Mouse shifted, scratching his neck. “And if he don’t?”

I finally looked up, locking eyes with him. “Then I send someone to remind him what his daddy’s name means in this block. He’ll show. One way or another.”

The kid nodded quick and slipped out. I leaned back, the chair creaking again. The weight of Sal’s shadow felt heavier than the Glock under my arm. I tapped my fingers on the desk, slow and steady. This wasn’t about Ro dying. Not yet. It was about making him small, reminding him this city didn’t miss him, that this clubhouse wasn’t his home anymore. Tonight was about obedience. About setting the tone.

I stood, grabbing my kutte off the chair. The leather was worn, heavy from years of bad decisions. My reflection stared back at me from the dusty office window—cold eyes, harder jawline, a man carved out of survival and scheming.

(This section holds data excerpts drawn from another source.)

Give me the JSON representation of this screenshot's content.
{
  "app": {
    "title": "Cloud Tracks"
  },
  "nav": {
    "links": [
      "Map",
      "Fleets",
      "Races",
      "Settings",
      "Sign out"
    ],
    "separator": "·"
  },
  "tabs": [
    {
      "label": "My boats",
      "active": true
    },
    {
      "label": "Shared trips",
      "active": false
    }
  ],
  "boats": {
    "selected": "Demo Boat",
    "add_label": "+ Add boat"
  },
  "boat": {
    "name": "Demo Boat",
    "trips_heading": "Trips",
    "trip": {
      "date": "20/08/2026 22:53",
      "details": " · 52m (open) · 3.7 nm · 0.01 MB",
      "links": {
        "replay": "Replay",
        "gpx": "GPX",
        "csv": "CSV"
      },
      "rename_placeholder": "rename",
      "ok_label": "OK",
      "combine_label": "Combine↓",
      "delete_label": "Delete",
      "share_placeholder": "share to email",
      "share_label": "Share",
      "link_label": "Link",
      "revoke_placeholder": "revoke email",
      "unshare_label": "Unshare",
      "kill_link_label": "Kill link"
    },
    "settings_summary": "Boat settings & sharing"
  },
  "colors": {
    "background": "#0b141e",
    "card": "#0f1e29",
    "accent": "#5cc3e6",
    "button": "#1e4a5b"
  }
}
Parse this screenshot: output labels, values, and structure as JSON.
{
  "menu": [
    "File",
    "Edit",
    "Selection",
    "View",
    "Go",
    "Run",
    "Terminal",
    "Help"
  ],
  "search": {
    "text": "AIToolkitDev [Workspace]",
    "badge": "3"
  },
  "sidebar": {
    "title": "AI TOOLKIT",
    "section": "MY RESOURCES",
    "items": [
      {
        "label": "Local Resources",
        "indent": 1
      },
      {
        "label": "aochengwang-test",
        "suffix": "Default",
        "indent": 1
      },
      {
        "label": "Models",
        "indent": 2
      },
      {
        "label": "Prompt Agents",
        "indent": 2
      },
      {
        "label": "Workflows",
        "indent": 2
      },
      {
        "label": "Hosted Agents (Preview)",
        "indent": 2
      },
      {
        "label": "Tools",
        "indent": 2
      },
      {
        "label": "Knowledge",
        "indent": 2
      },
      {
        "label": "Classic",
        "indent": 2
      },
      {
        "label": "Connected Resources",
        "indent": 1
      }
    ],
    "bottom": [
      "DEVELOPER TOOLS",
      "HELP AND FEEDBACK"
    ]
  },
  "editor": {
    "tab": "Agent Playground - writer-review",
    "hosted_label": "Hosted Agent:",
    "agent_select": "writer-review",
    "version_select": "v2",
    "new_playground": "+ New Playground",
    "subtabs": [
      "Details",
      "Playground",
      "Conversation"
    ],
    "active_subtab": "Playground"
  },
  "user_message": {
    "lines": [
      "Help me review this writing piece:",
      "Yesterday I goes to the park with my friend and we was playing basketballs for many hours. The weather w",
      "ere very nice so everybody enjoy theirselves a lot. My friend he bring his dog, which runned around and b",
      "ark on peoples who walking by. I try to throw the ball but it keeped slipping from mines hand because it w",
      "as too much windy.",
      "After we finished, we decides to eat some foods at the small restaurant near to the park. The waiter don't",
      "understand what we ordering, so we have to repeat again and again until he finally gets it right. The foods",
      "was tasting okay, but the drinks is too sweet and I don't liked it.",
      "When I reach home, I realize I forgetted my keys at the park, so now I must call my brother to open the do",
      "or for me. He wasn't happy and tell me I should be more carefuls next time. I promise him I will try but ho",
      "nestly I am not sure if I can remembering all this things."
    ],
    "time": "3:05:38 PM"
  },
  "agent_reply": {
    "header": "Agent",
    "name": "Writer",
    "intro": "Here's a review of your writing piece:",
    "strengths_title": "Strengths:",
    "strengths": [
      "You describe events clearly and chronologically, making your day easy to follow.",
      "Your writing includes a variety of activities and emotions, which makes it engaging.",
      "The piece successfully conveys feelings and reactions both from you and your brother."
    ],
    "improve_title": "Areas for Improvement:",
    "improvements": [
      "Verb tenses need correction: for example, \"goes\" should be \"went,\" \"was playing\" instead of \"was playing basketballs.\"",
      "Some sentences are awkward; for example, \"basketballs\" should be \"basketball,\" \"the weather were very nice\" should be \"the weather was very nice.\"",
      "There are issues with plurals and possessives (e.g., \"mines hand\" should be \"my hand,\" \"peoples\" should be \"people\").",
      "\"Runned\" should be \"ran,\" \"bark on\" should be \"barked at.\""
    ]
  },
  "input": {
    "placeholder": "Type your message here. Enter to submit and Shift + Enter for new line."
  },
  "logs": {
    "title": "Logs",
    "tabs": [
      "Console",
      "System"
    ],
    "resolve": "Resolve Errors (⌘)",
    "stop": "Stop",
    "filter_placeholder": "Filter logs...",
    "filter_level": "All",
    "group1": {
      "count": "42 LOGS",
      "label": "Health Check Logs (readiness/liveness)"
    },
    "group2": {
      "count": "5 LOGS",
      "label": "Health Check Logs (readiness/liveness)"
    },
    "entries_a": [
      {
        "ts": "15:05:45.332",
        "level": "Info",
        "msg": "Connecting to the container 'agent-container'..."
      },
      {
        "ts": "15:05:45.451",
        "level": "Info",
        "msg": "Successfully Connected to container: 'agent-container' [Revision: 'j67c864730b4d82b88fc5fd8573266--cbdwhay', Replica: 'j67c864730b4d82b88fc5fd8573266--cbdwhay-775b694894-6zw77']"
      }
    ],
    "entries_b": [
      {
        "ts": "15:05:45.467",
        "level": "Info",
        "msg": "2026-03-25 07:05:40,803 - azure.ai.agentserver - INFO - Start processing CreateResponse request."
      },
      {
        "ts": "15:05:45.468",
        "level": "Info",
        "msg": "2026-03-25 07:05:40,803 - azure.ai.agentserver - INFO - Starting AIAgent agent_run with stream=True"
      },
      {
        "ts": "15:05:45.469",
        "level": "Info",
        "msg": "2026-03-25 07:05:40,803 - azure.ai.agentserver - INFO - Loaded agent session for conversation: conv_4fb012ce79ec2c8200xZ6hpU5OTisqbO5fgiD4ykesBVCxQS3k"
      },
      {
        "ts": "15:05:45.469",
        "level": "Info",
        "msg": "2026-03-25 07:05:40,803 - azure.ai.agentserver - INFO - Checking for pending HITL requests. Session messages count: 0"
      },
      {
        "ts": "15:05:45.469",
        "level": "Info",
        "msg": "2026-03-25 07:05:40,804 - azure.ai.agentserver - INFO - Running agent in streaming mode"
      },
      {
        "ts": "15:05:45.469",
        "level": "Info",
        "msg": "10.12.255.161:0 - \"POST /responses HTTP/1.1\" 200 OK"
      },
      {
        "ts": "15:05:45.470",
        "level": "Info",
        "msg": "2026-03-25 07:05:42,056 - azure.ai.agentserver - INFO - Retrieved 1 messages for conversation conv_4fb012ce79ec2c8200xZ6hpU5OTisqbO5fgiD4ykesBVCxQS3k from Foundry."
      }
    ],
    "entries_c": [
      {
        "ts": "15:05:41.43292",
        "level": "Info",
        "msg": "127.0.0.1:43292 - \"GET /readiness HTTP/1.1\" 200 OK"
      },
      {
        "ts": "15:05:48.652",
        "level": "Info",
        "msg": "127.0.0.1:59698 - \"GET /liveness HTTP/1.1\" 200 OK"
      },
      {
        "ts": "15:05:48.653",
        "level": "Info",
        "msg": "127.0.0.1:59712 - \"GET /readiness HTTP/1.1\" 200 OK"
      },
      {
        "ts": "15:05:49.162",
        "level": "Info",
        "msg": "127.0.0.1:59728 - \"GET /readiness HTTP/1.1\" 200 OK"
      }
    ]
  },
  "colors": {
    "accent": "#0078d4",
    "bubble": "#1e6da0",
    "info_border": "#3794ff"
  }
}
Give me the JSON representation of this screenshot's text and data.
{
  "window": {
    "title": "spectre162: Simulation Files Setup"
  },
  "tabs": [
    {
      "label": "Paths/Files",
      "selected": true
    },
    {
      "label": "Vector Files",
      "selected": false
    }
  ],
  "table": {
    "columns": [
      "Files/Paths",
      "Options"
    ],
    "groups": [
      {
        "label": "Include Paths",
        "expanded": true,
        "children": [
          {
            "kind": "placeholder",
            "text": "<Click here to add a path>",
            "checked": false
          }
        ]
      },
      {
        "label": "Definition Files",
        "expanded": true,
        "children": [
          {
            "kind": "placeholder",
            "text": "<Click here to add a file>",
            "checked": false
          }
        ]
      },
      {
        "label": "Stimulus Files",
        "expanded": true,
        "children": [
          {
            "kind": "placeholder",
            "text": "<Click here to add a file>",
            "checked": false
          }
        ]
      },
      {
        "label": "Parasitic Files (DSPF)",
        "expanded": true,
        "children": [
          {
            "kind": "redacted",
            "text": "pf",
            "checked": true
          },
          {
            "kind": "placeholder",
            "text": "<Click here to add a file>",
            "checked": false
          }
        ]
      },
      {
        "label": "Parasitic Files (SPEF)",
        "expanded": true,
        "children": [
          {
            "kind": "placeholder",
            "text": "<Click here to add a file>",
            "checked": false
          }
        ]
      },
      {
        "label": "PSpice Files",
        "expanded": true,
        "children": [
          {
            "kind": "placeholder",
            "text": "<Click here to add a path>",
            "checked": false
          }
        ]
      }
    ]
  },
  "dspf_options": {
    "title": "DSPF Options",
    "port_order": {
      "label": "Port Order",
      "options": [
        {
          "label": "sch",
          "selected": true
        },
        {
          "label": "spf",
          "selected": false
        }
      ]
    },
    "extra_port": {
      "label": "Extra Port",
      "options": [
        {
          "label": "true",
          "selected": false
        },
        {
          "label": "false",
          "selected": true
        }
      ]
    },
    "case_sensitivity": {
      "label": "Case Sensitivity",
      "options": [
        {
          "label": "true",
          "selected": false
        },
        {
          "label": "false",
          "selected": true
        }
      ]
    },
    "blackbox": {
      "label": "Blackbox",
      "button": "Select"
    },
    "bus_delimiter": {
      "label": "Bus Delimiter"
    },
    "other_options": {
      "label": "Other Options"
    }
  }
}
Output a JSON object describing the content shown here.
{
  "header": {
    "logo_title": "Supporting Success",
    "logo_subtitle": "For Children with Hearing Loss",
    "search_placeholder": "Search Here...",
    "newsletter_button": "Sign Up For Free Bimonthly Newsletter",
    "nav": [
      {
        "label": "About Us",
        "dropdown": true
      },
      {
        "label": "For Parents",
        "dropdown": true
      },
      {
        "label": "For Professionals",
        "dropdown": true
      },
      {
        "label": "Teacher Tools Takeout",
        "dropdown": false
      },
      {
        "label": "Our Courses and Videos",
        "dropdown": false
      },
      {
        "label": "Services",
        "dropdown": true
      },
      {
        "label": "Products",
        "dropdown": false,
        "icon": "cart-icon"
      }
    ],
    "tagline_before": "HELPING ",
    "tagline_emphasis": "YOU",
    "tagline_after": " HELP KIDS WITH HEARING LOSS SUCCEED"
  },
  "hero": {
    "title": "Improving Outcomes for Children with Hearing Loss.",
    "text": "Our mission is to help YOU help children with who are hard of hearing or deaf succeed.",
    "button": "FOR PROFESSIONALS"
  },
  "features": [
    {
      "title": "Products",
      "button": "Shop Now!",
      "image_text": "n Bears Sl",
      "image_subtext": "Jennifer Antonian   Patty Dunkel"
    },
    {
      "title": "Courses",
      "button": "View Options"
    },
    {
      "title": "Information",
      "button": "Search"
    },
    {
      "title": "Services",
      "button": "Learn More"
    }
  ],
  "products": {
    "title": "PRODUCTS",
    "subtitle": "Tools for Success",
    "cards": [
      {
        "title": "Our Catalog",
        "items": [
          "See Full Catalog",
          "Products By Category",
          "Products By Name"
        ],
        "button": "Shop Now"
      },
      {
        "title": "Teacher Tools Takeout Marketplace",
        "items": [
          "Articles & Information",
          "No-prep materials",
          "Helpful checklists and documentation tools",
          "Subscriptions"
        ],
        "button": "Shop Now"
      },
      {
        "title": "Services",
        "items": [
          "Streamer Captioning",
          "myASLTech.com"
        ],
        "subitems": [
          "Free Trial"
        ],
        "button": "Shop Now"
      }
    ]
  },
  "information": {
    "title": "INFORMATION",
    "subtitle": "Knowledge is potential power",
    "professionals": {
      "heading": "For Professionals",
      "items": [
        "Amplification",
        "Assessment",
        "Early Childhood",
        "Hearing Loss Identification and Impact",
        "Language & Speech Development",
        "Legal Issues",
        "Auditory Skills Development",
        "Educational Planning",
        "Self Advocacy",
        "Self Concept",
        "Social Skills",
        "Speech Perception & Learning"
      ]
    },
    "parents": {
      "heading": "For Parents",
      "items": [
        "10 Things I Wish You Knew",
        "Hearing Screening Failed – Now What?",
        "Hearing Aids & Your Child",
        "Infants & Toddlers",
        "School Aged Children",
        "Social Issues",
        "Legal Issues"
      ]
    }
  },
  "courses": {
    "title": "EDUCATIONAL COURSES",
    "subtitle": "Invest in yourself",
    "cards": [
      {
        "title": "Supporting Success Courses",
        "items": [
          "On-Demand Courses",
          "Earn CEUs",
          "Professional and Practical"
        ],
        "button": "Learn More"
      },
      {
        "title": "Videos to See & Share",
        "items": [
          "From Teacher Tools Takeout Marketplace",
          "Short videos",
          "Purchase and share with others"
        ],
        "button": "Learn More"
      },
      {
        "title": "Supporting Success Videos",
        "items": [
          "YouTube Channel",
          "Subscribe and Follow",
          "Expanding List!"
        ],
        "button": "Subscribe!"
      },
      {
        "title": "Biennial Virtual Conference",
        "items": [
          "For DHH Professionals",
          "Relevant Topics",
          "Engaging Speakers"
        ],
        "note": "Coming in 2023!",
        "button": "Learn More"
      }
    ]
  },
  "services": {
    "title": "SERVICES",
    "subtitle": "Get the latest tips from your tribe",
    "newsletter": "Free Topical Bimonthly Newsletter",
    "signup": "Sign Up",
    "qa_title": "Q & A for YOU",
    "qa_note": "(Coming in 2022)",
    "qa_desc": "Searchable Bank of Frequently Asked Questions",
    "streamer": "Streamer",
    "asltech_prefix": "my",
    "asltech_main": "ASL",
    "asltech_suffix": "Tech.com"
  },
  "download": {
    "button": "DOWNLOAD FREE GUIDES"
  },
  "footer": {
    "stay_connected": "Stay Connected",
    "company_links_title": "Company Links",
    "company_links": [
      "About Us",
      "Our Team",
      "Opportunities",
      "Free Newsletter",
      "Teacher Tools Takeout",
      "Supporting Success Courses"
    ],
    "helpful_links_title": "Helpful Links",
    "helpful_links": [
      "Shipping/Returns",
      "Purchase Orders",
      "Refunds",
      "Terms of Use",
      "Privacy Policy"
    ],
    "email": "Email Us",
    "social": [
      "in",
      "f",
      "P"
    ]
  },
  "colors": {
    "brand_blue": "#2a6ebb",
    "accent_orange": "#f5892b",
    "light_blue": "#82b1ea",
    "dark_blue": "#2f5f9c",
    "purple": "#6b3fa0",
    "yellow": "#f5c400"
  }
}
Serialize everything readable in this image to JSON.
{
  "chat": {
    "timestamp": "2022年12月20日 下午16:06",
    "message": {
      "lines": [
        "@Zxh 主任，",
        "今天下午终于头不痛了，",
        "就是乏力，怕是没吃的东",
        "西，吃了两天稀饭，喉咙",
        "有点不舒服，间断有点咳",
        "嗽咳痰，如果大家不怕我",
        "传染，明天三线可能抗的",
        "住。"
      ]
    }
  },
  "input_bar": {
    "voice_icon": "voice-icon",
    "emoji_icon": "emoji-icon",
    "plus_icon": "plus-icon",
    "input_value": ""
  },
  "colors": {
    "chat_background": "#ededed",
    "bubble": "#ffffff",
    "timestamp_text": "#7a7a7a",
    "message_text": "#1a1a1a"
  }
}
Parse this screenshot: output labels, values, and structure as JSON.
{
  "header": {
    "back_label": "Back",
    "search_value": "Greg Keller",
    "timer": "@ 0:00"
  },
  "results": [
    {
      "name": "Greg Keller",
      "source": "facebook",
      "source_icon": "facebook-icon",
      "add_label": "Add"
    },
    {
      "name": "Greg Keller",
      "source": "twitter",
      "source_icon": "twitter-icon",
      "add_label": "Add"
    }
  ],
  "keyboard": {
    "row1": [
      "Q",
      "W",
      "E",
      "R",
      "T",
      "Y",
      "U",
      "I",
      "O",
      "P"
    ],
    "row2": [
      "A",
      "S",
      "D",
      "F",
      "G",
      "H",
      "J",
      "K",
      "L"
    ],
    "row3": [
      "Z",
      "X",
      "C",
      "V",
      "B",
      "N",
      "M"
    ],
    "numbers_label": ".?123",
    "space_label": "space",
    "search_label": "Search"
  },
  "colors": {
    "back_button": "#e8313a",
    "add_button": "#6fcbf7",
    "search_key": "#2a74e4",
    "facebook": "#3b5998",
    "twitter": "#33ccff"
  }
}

“Tonight’s a performance,” I muttered to myself, pulling the kutte on, snapping the buttons with practiced ease. “They’ll all clap for the wrong reason.”

The hallway outside was alive. Music rattled the walls, men arguing over dice, the scent of weed and fried food seeping through every crack. I stepped out, boots heavy on the warped wood. Heads turned, voices dipped. Not because they feared me—not exactly. They feared what I saw when I looked at them.

I passed Jinx leaning against the jukebox, cigarette glowing faint in the dim. He gave me one slow nod. That was enough. Jinx didn’t need to ask what time to move. He was already moving. Men like him don’t wait for instructions. They breathe them.